Dolapdere'de esnafın dışarıda sohbet ettiği, çocukların bağıra çağıra koşturduğu sokakların ortasında, "hem rahat hem de modern" çizgisiyle yer alıyor "Ozzie's 1968"
İçeri adımınızı atar atmaz enerjisini hissediyorsunuz Oğuzhan "Ozzie" Sayı'nın... Kokoreç tezgahının başında bir dakika durmuyor; bir anda paket serviste bir başka anda masada sizinle sohbet ediyor; diğer yandan sosisleri ızgaraya atıyor. Bu haliyle sadece karnınızın doyduğu yer değil, ruhunuzun da şekillendiği bir yer Ozzie's 1968.

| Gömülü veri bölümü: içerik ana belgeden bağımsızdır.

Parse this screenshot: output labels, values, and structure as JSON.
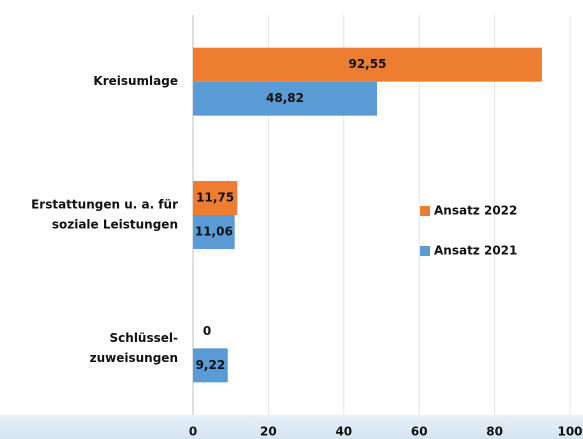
{
  "chart_data": {
    "type": "bar",
    "orientation": "horizontal",
    "categories": [
      [
        "Kreisumlage"
      ],
      [
        "Erstattungen u. a. für",
        "soziale Leistungen"
      ],
      [
        "Schlüssel-",
        "zuweisungen"
      ]
    ],
    "series": [
      {
        "name": "Ansatz 2022",
        "color": "#ED7D31",
        "values": [
          92.55,
          11.75,
          0
        ],
        "value_labels": [
          "92,55",
          "11,75",
          "0"
        ]
      },
      {
        "name": "Ansatz 2021",
        "color": "#5B9BD5",
        "values": [
          48.82,
          11.06,
          9.22
        ],
        "value_labels": [
          "48,82",
          "11,06",
          "9,22"
        ]
      }
    ],
    "xlim": [
      0,
      100
    ],
    "xticks": [
      0,
      20,
      40,
      60,
      80,
      100
    ],
    "grid": true,
    "legend": "right"
  }
}
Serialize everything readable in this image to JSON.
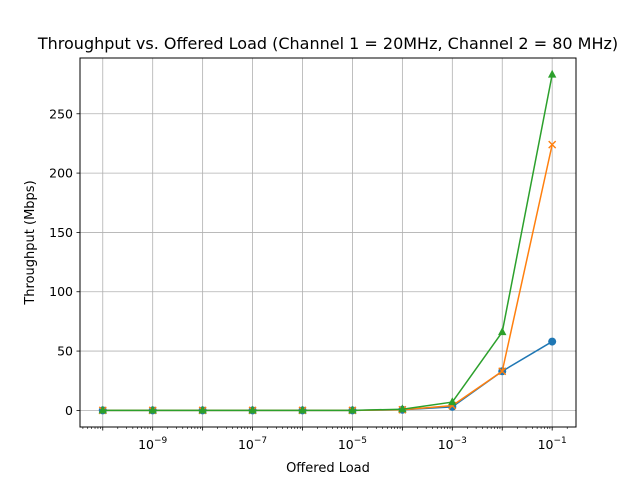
{
  "chart_data": {
    "type": "line",
    "title": "Throughput vs. Offered Load (Channel 1 = 20MHz, Channel 2 = 80 MHz)",
    "xlabel": "Offered Load",
    "ylabel": "Throughput (Mbps)",
    "x_scale": "log",
    "xlim": [
      3.5e-11,
      0.3
    ],
    "ylim": [
      -14,
      297
    ],
    "grid": true,
    "x": [
      1e-10,
      1e-09,
      1e-08,
      1e-07,
      1e-06,
      1e-05,
      0.0001,
      0.001,
      0.01,
      0.1
    ],
    "x_ticks": [
      {
        "value": 1e-09,
        "base": "10",
        "exp": "−9"
      },
      {
        "value": 1e-07,
        "base": "10",
        "exp": "−7"
      },
      {
        "value": 1e-05,
        "base": "10",
        "exp": "−5"
      },
      {
        "value": 0.001,
        "base": "10",
        "exp": "−3"
      },
      {
        "value": 0.1,
        "base": "10",
        "exp": "−1"
      }
    ],
    "y_ticks": [
      0,
      50,
      100,
      150,
      200,
      250
    ],
    "y_tick_labels": [
      "0",
      "50",
      "100",
      "150",
      "200",
      "250"
    ],
    "series": [
      {
        "color": "#1f77b4",
        "marker": "circle",
        "values": [
          0,
          0,
          0,
          0,
          0,
          0,
          0.5,
          3,
          33,
          58
        ]
      },
      {
        "color": "#ff7f0e",
        "marker": "x",
        "values": [
          0,
          0,
          0,
          0,
          0,
          0,
          0.5,
          4,
          33,
          224
        ]
      },
      {
        "color": "#2ca02c",
        "marker": "triangle",
        "values": [
          0,
          0,
          0,
          0,
          0,
          0,
          1,
          7,
          66,
          283
        ]
      }
    ]
  }
}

Yıllarca babası Ali Sayı'nın kokoreç tezgahını ve dükkanını bir aile gibi yönetmesine şahitlik etmiş Ozzie... Kokoreçin böbrek yatağı ve iç yağına sarılı değil uykuluğa sarılı halinin bozulmamasının da hem bu aile kültürü hem de işini ciddiyetle yapmanın önemli ilgisi var. Kokoreç kültürü dersini de alttan alta müşterilerine aşılamış Ali Usta. Şimdilerde "İstanbul usulü" olarak anılan, kokoreçin biber ve domatesle harmanlanıp hem lezzetinin değiştirildiği hem de kokoreç muhteviyatının azaltıldığı modele kökten karşıymış. Bu geleneği ve anlayışı Ozzie de benimsemiş vaziyette, "İstanbul usulü" kokoreçe "menemen" diyor; ama isteyen müşterilerini yine de kırmadan hazırlıyor. "Usulüyle" kokoreç yemek isteyenlerin ve özellikle İzmir usulü hastalarının hem gönlü hem midesi oldu bir şekilde ayrılabileceği İstanbul'daki ender yerlerden biri.
Kokoreçin kökenine bu kadar sadık kalırken, adeta şiirdeki "ikinci yeni" gibi kendine özgü denemelere de imza atmıyor değil Ozzie. Babasının adını verdiği ve güveçte pişirir gibi ağır ağır lezzet merdivenlerini tırmandırdığı "Aliş Kebap", halka kokoreçin arasına bir dilim peynir yerleştirerek hazırladığı "peynirli" ve kokoreç sevmeyenler için kendi ürettiği özel sosisi ve sucuğuyla "kokoreç açılımını" da gerçekleştirmiş durumda.
Hele bir de sucuğun ve kokoreçin "sıcak servis" üzerinde gelmesi uygulaması var ki hem görsel şov, hem de lezzet şovu.
Şirket CEO'larının masa sildiği, müşterinin yeri geldiğinde çay doldurup kokoreç sattığı, aile ortamında gerçek kokoreç yemek isteyenler için Ozzie's 1968'i tavsiye ederim. Belli ki Ozzie, rüyalarına kadar girip vasiyet etmiş Ali Amca'nın yüzünü kara çıkarmamış.